Forty years ago, in a scathing and prescient manifesto against consumer capitalism and celebrity culture entitled The Society of the Spectacle, the French situationist philosopher Guy Debord described everyday life as “a permanent opium war”. Modern capitalism was an “immense accumulation of spectacles” and what was once “truly lived has become mere representation”.

This is helpful. We can better understand the impact of the sensational counter-spectacle of 9/11, described by its principal inspirer as an “America struck by Almighty Allah in its vital organs”. Vital, of course, only because of their symbolic importance. Might Allah have been reading Debord? The events transformed Osama bin Laden into a global celebrity, a sinister Darth Vader figure who is an object of fascination for friend and enemy alike.

Even though al-Qaeda itself is clearly in decline, the world is preoccupied by wars and occupations old and new and a new triumvirate of Muslim leaders has emerged (Ahmadinejad in Iran, Nasrallah in Lebanon and Moqtada al-Sadr in Iraq), while the global publishing empires continue to produce books that take us back to the events of 9/11. Another example, perhaps, of ways in which the military-ideological-cultural dominance of the United States can provincialise the rest of the world.

Lawrence Wright’s 480-page tome The Looming Tower: al-Qaeda’s Road to 9/11, already a United States bestseller, is the latest work on al-Qaeda to join the global list. What makes it different? Wright is a New Yorker journalist who knows how to take care of his prose and construct a seductive narrative. His book is a skilful reconstruction of the lives of the main characters involved in what is now an old story: Bin Laden and friends, as well as the CIA and the FBI, feature in this work of reportage.

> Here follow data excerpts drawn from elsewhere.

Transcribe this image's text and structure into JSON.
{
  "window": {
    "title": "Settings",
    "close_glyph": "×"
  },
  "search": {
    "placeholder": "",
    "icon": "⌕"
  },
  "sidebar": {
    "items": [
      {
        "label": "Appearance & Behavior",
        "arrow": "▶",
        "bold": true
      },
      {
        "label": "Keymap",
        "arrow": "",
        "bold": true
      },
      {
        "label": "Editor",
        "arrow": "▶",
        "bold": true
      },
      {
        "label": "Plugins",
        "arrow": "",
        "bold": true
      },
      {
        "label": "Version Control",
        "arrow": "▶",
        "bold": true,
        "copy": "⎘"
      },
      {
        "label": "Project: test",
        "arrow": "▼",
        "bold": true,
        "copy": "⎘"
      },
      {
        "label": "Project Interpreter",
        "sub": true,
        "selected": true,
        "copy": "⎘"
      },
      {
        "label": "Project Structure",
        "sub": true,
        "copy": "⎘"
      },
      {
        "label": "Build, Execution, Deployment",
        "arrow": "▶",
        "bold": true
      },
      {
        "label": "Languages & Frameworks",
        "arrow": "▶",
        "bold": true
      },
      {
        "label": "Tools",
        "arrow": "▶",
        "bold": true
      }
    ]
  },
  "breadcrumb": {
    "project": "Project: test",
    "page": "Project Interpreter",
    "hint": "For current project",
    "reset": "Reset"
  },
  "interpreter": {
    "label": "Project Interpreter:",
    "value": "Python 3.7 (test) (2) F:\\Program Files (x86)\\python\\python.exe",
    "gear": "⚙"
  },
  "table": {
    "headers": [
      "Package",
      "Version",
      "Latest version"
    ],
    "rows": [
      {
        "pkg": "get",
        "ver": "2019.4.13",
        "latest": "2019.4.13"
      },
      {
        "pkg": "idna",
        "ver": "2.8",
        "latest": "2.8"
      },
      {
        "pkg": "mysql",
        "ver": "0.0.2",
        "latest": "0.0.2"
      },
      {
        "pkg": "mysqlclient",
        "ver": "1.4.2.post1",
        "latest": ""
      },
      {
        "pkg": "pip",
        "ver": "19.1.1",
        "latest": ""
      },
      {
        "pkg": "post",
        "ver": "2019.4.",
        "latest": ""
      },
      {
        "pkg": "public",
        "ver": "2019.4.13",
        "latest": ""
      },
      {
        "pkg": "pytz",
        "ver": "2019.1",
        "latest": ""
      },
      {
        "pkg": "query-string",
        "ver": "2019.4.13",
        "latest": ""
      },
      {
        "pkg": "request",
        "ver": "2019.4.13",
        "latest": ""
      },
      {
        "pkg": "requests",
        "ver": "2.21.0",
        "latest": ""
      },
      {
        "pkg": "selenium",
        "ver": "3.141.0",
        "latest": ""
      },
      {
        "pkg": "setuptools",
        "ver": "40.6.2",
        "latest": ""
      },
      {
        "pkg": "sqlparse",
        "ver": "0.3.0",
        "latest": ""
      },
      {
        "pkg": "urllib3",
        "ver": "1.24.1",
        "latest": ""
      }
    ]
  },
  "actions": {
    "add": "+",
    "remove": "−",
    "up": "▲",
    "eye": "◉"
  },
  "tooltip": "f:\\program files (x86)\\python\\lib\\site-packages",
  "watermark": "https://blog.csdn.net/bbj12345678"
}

There is the by now obligatory prologue on the Egyptian Islamist thinker Sayyid Qutb and his rejection of modernity after a spell in the US, where he experienced both racial discrimination and the sexual forwardness of women, experiences that later made him a hardcore Islamist. The hostility to the latter is puzzling since sensuality is hardly absent in the Muslim world and, in fact, Islam has fewer injunctions (for men) on this front than the Pauline tradition, not to mention Protestant fundamentalism. Cairo itself was not the capital of puritanism.

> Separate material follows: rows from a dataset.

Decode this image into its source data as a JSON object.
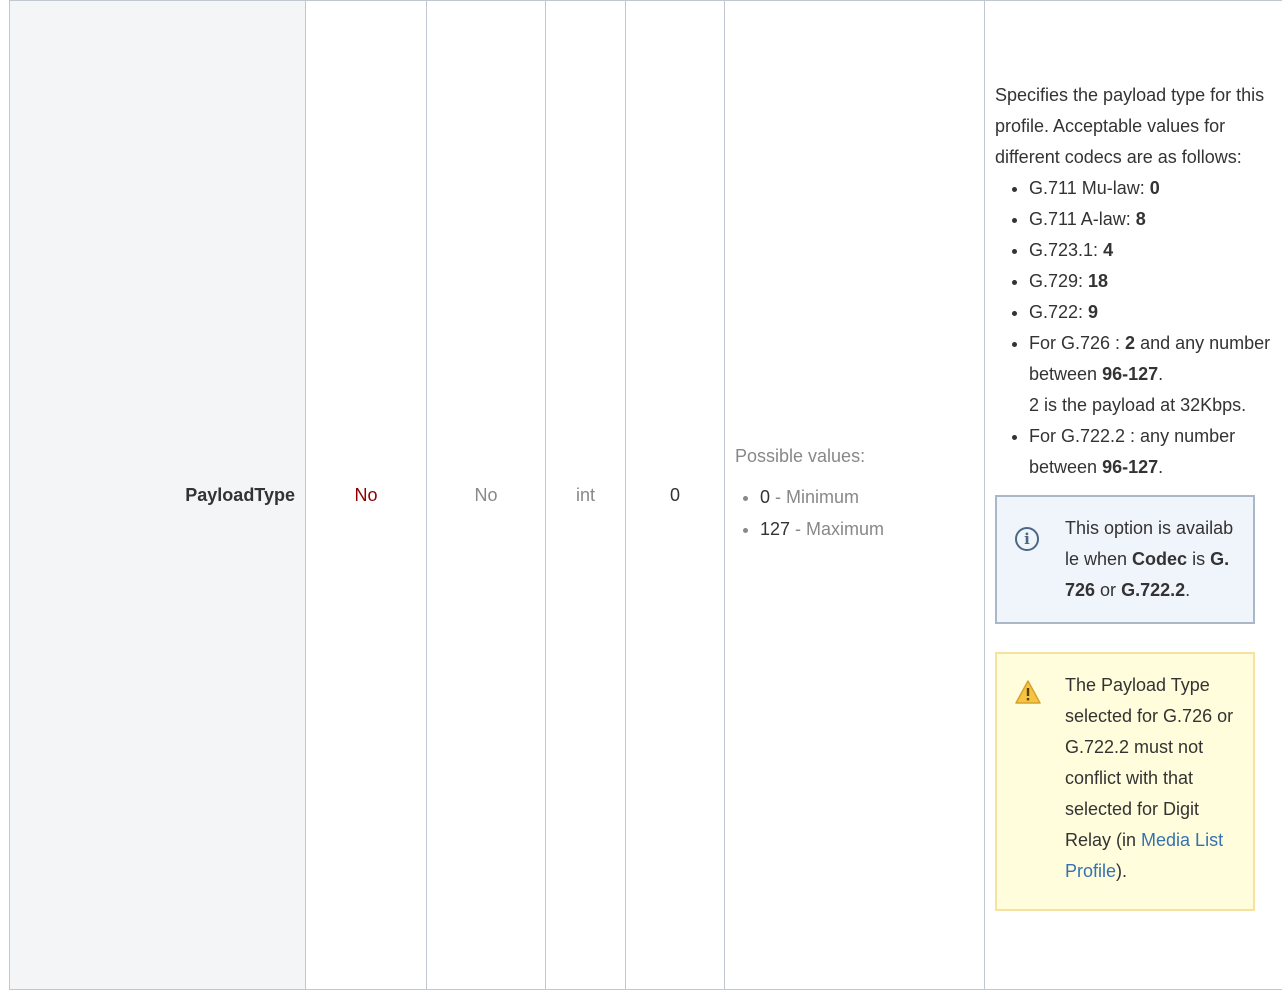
{
  "row": {
    "name": "PayloadType",
    "required": "No",
    "read_only": "No",
    "type": "int",
    "default": "0"
  },
  "range": {
    "label": "Possible values:",
    "items": [
      {
        "value": "0",
        "sep": " - ",
        "text": "Minimum"
      },
      {
        "value": "127",
        "sep": " - ",
        "text": "Maximum"
      }
    ]
  },
  "description": {
    "intro": "Specifies the payload type for this profile. Acceptable values for different codecs are as follows:",
    "codecs": [
      {
        "label": "G.711 Mu-law: ",
        "value": "0"
      },
      {
        "label": "G.711 A-law: ",
        "value": "8"
      },
      {
        "label": "G.723.1: ",
        "value": "4"
      },
      {
        "label": "G.729: ",
        "value": "18"
      },
      {
        "label": "G.722: ",
        "value": "9"
      }
    ],
    "g726": {
      "prefix": "For G.726 : ",
      "v1": "2",
      "mid": " and any number between ",
      "range": "96-127",
      "end": ".",
      "note": "2 is the payload at 32Kbps."
    },
    "g7222": {
      "prefix": "For G.722.2 : any number between ",
      "range": "96-127",
      "end": "."
    },
    "info_panel": {
      "t1": "This option is available when ",
      "b1": "Codec",
      "t2": " is ",
      "b2": "G.726",
      "t3": " or ",
      "b3": "G.722.2",
      "t4": "."
    },
    "warning_panel": {
      "t1": "The Payload Type selected for G.726 or G.722.2 must not conflict with that selected for Digit Relay (in ",
      "link": "Media List Profile",
      "t2": ")."
    }
  }
}
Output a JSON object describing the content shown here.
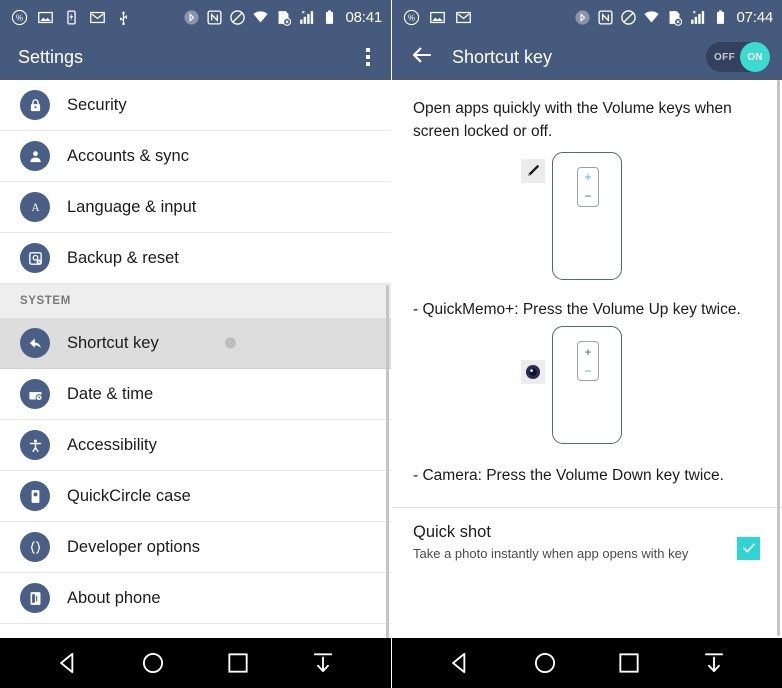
{
  "left_phone": {
    "status_bar": {
      "icons": [
        "percent-circle-icon",
        "image-icon",
        "battery-saver-icon",
        "gmail-icon",
        "usb-icon"
      ],
      "right_icons": [
        "bluetooth-icon",
        "nfc-icon",
        "do-not-disturb-icon",
        "wifi-icon",
        "sd-card-error-icon",
        "signal-bars-icon",
        "battery-icon"
      ],
      "clock": "08:41"
    },
    "appbar": {
      "title": "Settings",
      "overflow_label": "More options"
    },
    "list": [
      {
        "label": "Security",
        "icon": "lock-icon"
      },
      {
        "label": "Accounts & sync",
        "icon": "account-icon"
      },
      {
        "label": "Language & input",
        "icon": "language-icon"
      },
      {
        "label": "Backup & reset",
        "icon": "backup-icon"
      }
    ],
    "section_header": "SYSTEM",
    "system_list": [
      {
        "label": "Shortcut key",
        "icon": "shortcut-key-icon",
        "selected": true
      },
      {
        "label": "Date & time",
        "icon": "clock-calendar-icon",
        "selected": false
      },
      {
        "label": "Accessibility",
        "icon": "accessibility-icon",
        "selected": false
      },
      {
        "label": "QuickCircle case",
        "icon": "quickcircle-icon",
        "selected": false
      },
      {
        "label": "Developer options",
        "icon": "braces-icon",
        "selected": false
      },
      {
        "label": "About phone",
        "icon": "phone-info-icon",
        "selected": false
      }
    ]
  },
  "right_phone": {
    "status_bar": {
      "icons": [
        "percent-circle-icon",
        "image-icon",
        "gmail-icon"
      ],
      "right_icons": [
        "bluetooth-icon",
        "nfc-icon",
        "do-not-disturb-icon",
        "wifi-icon",
        "sd-card-error-icon",
        "signal-bars-icon",
        "battery-icon"
      ],
      "clock": "07:44"
    },
    "appbar": {
      "title": "Shortcut key",
      "back_icon": "back-arrow-icon"
    },
    "toggle": {
      "off_label": "OFF",
      "on_label": "ON",
      "state": "ON",
      "on_color": "#3bdbd0",
      "track_color": "#33415e"
    },
    "intro_text": "Open apps quickly with the Volume keys when screen locked or off.",
    "diagrams": [
      {
        "app_icon": "pen-quickmemo-icon",
        "key_up": "+",
        "key_down": "−",
        "highlight": "up",
        "caption": "- QuickMemo+: Press the Volume Up key twice."
      },
      {
        "app_icon": "camera-icon",
        "key_up": "+",
        "key_down": "−",
        "highlight": "down",
        "caption": "- Camera: Press the Volume Down key twice."
      }
    ],
    "quick_shot": {
      "title": "Quick shot",
      "subtitle": "Take a photo instantly when app opens with key",
      "checked": true,
      "check_color": "#2fd4d4"
    }
  },
  "nav_bar": {
    "buttons": [
      {
        "name": "back-button",
        "icon": "triangle-left-icon"
      },
      {
        "name": "home-button",
        "icon": "circle-icon"
      },
      {
        "name": "recents-button",
        "icon": "square-icon"
      },
      {
        "name": "hide-navbar-button",
        "icon": "down-arrow-icon"
      }
    ]
  },
  "theme": {
    "header_color": "#455a7d",
    "accent_color": "#2fd4d4",
    "selected_row_color": "#dddddd"
  }
}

Wright has employed the vacuum-cleaner approach, collecting all the published material, sifting through it and then conducting dozens of interviews and doing a great deal of cross-checking. It is a murky tale. In a world dominated by dark shadows and in which a tenuous line often divides disinformation from fact, how is one to judge his informants? Wright is disarmingly frank. In a “note on sources”, he writes that “lies and deceptions always pose a problem to a journalist trying to construct a truthful narrative … in a project that largely relies on interviews with jihadis and intelligence operatives … nor can one put too much faith in sworn testimony by witnesses who have already proved themselves to be crooks, liars and double agents”.

The story, with its roots in Saudi Arabia and Egypt, is well established. During the Cold War, the US welcomed Islamists of every hue as allies against secular nationalism and the godless “Evil Empire”. One has only to glance back at the output of the American academy in the 1950s to get a picture of the high regard the State Department had for the Jamaat-i-Islami and similar organisations in the Muslim world.

The 1979 Soviet intervention in Afghanistan accelerated the process. The Saudi and Egyptian regimes encouraged local jihadis to go and fight in Afghanistan. Ronald Reagan welcomed an assortment of bearded leaders in the White House and referred to them as the Afghan equivalents of Washington and Jefferson. As Wright demonstrates, they did not do much in the way of direct combat, but proceeded to construct their own organisations. Two of these merged later to form al-Qaeda under the joint leadership of Bin Laden and the Egyptian Ayman al-Zawahiri. Intellectually, the latter is the more arresting. Doubts remain about his biography. Did Zawahiri really win his own freedom from an Egyptian prison by naming names under torture?